Claim in OEIS will give non-trivial results about Legendre's and Brocard's conjecture. The claim is very likely to be true, but I am not sure it is currently provable.

Brocard's conjecture states that $\pi({p_{n + 1}}^2) - \pi({p_n}^2) > 3$ for all $n > 1$.

Legendre's conjecture states that there is always prime between $n^2$ and $(n+1)^2$.

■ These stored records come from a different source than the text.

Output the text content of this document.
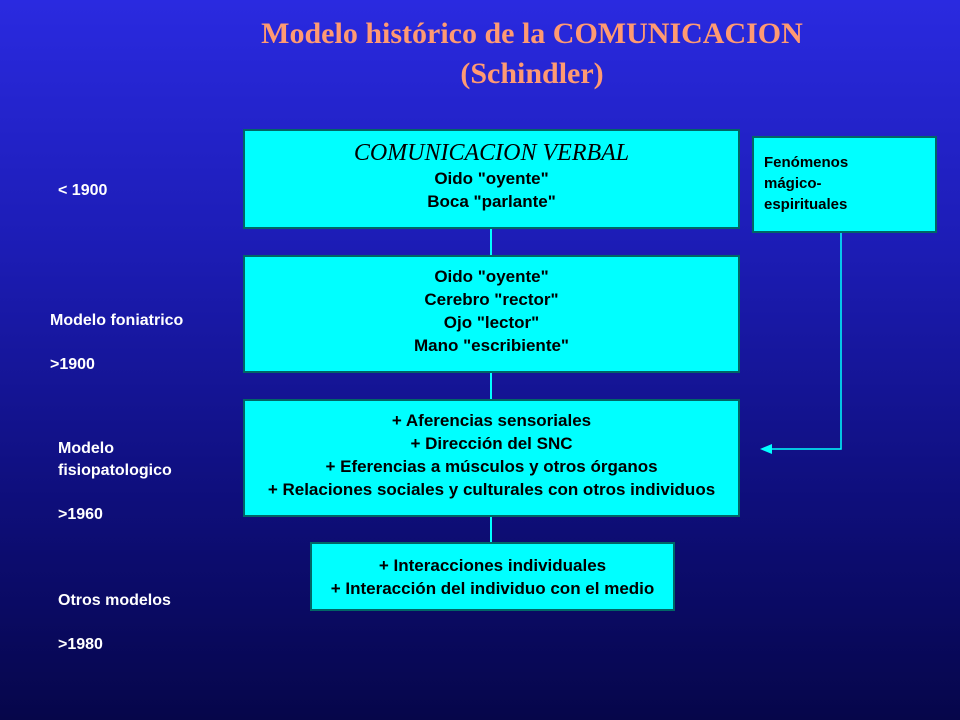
Modelo histórico de la COMUNICACION
(Schindler)

< 1900

Modelo foniatrico

>1900

Modelo
fisiopatologico

>1960

Otros modelos

>1980

COMUNICACION VERBAL
Oido "oyente"
Boca "parlante"
Oido "oyente"
Cerebro "rector"
Ojo "lector"
Mano "escribiente"
+ Aferencias sensoriales
+ Dirección del SNC
+ Eferencias a músculos y otros órganos
+ Relaciones sociales y culturales con otros individuos
+ Interacciones individuales
+ Interacción del individuo con el medio
Fenómenos
mágico-
espirituales
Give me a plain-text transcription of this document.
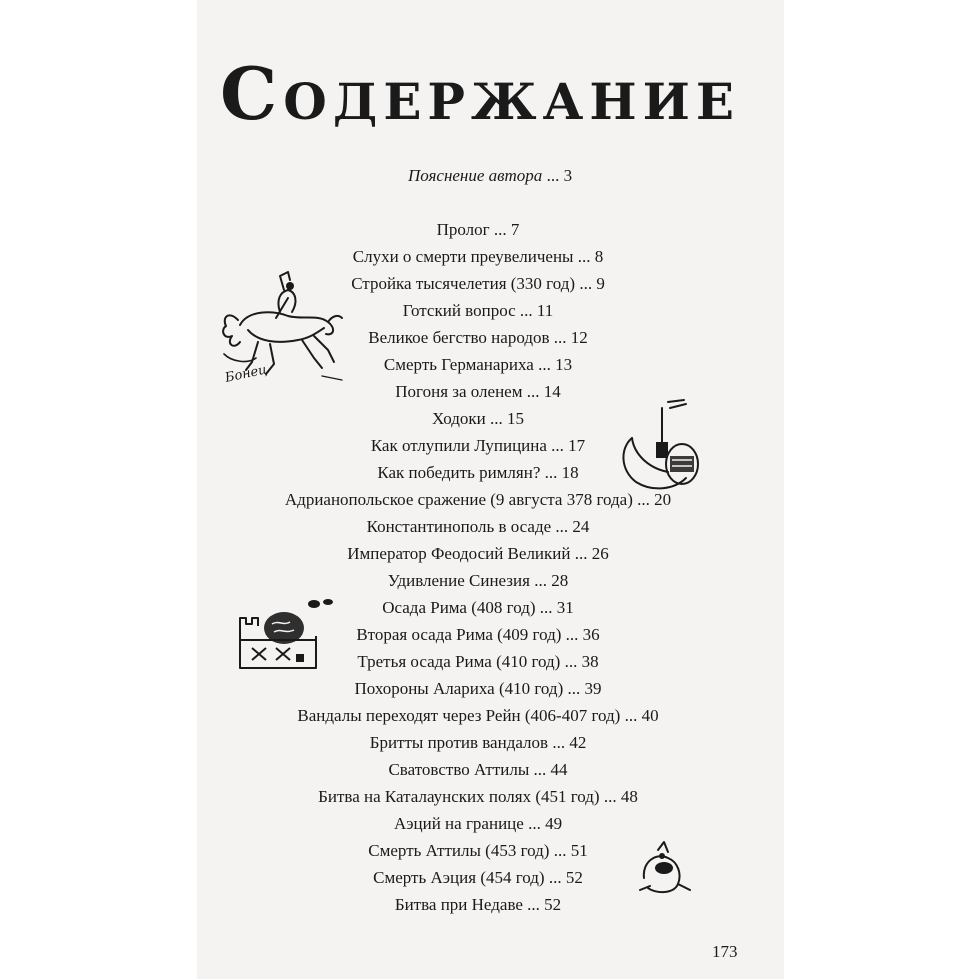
Содержание
Пояснение автора ... 3
Пролог ... 7
Слухи о смерти преувеличены ... 8
Стройка тысячелетия (330 год) ... 9
Готский вопрос ... 11
Великое бегство народов ... 12
Смерть Германариха ... 13
Погоня за оленем ... 14
Ходоки ... 15
Как отлупили Лупицина ... 17
Как победить римлян? ... 18
Адрианопольское сражение (9 августа 378 года) ... 20
Константинополь в осаде ... 24
Император Феодосий Великий ... 26
Удивление Синезия ... 28
Осада Рима (408 год) ... 31
Вторая осада Рима (409 год) ... 36
Третья осада Рима (410 год) ... 38
Похороны Алариха (410 год) ... 39
Вандалы переходят через Рейн (406-407 год) ... 40
Бритты против вандалов ... 42
Сватовство Аттилы ... 44
Битва на Каталаунских полях (451 год) ... 48
Аэций на границе ... 49
Смерть Аттилы (453 год) ... 51
Смерть Аэция (454 год) ... 52
Битва при Недаве ... 52
173
Бонец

Relation between some OEIS sequences:

A108309 Consider the triangle of odd numbers where the n-th row has the next n odd numbers. The sequence is the number of primes in the n-th row. Except for the initial term, a(n)>=2 because in the interval 2n-1 of odd numbers there are always at least two primes. For n>2, this is the same as the number of primes between n^2-n and n^2+n, which is the sum of A089610 and A094189. - T. D. Noe, Sep 16 2008

Question: Is it true that $A108309(n) \ge 2$ except for the initial term?

The prime gap can be as large as $C \log{x}$ infinitely often and the claim doesn't appear to address this at all.

Number of primes between n^2 and (n+1/2)^2. Same as the number of primes between n^2 and n^2+n. Oppermann conjectured in 1882 that a(n)>0. - T. D. Noe, Sep 16 2008

Number of primes between n^2-n and n^2 (inclusive)

So these comments imply there are at least two primes between $n^2-n$ and $n^2+n$. The size of this interval $2n+1$ is essentially the same as the interval in Legendre's conjecture, but the starting point is not square.

Since $n^2-n > (n-1)^2$ and $n^2+n < (n+1)^2$, there are at least two primes between $(n-1)^2$ and $(n+1)^2$, which is closely related to both conjectures.